Sergeyev spat out a name, stalking in frustration around the perimeter of Carlos’s circle. His appearance wavered and flickered through a vertigo-inducing montage of every person he’d ever worn, stolen, or devoured. I leaned one shoul
der against the wall, which flickered with strange lights.
“Dead,” Carlos snapped back. “A long time dead. I knew of him.” He yanked out another stop. “From his torments, I release thee. From this prison, I release thee…”
The revenant shrieked and howled, clawing at the air between them and cursing in gouts of fiery storm until my knees shook and I thought my ears would bleed. Carlos screamed back at the ghost, long, entwining words that wove around the spirit, loosening and thinning him as the vampire dashed more and more of the organ to the ground. Music rails and preset knobs rattled to the floor and sloughed into dust. Keys groaned as they were wrenched from the boards and fell away in slivers of memory.
The hallway boomed. I was slow to turn my head, but heard Cameron scream and fall.

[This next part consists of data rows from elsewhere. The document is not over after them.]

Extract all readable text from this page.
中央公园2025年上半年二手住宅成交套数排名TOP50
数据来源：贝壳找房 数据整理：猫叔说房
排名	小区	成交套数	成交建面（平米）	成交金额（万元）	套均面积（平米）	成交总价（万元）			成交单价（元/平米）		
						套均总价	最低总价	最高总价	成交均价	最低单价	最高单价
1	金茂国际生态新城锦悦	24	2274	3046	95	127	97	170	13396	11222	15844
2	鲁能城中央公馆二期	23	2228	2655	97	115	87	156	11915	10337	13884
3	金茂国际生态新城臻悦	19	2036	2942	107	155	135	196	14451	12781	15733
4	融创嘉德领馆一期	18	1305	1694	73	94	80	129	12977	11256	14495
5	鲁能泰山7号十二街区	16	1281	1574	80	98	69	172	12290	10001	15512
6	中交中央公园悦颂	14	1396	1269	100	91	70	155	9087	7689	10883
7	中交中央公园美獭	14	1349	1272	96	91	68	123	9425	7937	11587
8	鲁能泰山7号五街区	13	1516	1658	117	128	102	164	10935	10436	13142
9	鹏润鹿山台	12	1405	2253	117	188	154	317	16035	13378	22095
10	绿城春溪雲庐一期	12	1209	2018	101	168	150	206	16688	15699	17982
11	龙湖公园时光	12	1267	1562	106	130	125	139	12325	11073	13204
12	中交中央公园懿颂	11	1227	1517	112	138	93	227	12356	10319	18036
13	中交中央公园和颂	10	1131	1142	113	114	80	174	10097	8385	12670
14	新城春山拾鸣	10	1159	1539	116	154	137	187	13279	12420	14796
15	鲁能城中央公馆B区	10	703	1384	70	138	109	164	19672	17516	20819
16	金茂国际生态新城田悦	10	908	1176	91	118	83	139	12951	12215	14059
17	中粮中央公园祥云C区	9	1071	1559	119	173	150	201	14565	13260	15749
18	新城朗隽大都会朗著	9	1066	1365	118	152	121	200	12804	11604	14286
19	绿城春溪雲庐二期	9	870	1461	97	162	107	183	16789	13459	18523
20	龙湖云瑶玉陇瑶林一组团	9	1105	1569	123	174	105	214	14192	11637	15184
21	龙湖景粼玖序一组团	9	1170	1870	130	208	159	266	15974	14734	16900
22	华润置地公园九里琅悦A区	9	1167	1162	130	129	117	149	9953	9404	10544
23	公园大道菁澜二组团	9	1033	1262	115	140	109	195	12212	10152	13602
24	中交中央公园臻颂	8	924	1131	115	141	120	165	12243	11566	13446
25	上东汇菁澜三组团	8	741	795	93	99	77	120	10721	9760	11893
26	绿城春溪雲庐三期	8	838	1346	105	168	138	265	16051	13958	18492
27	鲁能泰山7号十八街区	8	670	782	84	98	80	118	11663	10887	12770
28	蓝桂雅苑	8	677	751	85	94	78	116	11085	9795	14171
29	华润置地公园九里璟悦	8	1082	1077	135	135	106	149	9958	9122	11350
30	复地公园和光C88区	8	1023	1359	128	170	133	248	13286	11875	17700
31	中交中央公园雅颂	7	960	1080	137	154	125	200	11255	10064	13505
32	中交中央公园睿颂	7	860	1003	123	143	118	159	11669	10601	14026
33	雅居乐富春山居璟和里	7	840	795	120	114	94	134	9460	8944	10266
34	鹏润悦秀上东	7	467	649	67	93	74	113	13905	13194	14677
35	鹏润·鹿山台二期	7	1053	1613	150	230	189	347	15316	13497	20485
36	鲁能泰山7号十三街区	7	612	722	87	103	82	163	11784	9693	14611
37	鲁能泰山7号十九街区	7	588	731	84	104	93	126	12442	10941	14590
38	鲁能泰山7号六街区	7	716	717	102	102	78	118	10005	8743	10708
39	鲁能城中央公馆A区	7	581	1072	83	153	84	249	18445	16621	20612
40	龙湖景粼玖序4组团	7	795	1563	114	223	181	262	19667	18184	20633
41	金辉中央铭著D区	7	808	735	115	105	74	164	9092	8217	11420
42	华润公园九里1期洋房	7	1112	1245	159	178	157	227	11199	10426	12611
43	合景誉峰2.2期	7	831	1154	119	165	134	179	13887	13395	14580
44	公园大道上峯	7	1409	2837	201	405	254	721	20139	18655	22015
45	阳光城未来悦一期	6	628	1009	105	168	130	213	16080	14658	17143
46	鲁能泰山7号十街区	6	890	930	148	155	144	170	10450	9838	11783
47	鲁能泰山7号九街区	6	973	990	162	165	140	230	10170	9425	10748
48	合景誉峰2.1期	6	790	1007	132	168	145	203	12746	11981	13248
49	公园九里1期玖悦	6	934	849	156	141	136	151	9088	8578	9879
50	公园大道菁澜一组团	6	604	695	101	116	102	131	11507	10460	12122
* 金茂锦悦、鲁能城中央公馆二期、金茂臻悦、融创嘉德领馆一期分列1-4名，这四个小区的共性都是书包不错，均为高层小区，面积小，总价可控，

“What a lovely party,” Alice hissed from the doorway. “And I wasn’t invited.” The flesh on her face still showed deep gashes, but her hair, face, and dress were covered in fresh blood.
The sight staggered me, and I leaned one hand hard onto Mara. Quinton…?
“Bitch,” Edward spat, whirling toward Alice.
She laughed and darted forward, tearing a hole in the circles on the floor. She snatched the mirror from the organ. “Mine!” she shouted. Colors and streamers of power roared around her, twining over and through her. “I am your mistress now. Attack the ones who would harm you!”
Sergeyev howled unholy glee and rushed into the inner circle, pouncing on Carlos and the organ.
Mara sobbed and rocked backward. We lurched back against the flickering wall, cringing.
Edward flew toward Alice, who danced sideways from the circle, clutching her prize to her chest. She howled mad laughter and shouted, “Edward! It’s only you I want! Run away, mice! Run and hide, or I’ll eat you, too!” She fired a cold glare of triumph at me and laughed harder.
Cameron lurched to his feet near the door, his neck and head looking lopsided and loose. He snatched at her, missed, and swung his arms again.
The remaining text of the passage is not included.